CEO pay growth reverts to historical norms

Median CEO pay climbed at many S&P 500 companies for the 2023 to 2024 filing period, indicating a return to historical norms in the growth of this compensation, according to early findings from ISS-Corporate, a provider of compensation, governance, cyber risk monitoring and sustainability offerings.

On April 30, ISS-Corporate shared early findings that the median CEO compensation at 343 of those large capital companies at which the CEO was in the same role for the current and previous filing years hit $15.7 million for the 2023 to 2024 filing period. This represents a 9.2% rise for that most recent period, which is above the 3.1% rise observed for the 2022 to 2023 period and on par with the 13.2% increase from the 2021 to 2022 filing period. Together, the data suggests a return to historical norms with regard to CEO pay growth, according to ISS-Corporate.

Roughly 70% of CEOs in the analysis received bigger pay packages for the 2023 to 2024 filing period than the prior filing period; approximately 27% of CEOs saw smaller payouts. 

The pay lifts are attributed in large part to a healthy stock market, with the S&P 500 index cinching a 24% gain for 2023. Among the companies that increased pay for their CEOs, the median change was 17.3%, while pay decreased by a median of 7.5% among companies that decreased pay for their CEOs. 

CEO pay changes were largely driven by rises in the value of stock and option awards, and the largest changes in pay occurred in industries including consumer services and transportation, according to ISS-Corporate. 

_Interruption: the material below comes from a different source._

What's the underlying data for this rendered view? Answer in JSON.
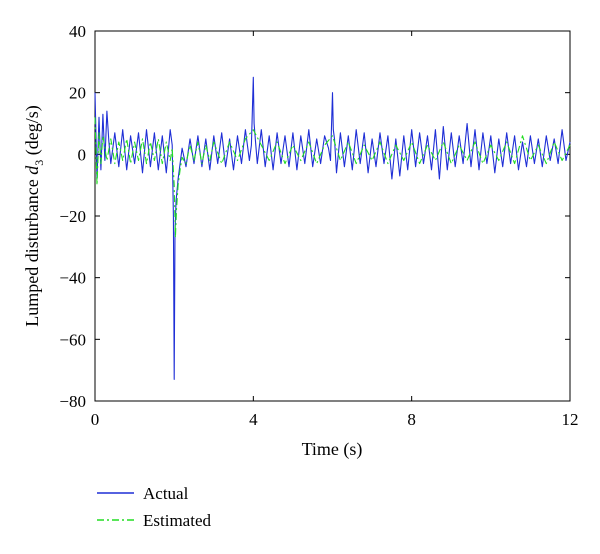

"Large company disclosures so far suggest a return to historical norms for U.S. CEO pay growth with the slower rate of growth evidenced last year likely looking to be an aberration," Roy Saliba, managing director at ISS-Corporate, said in an April 30 news release. "The stock market continued to show resilience and exceeded most expectations during the same period as evidenced by the strong performance of many companies even when faced with higher interest rates and tighter monetary policy, potentially allaying pay and performance alignment concerns as CEO pay continues to rise."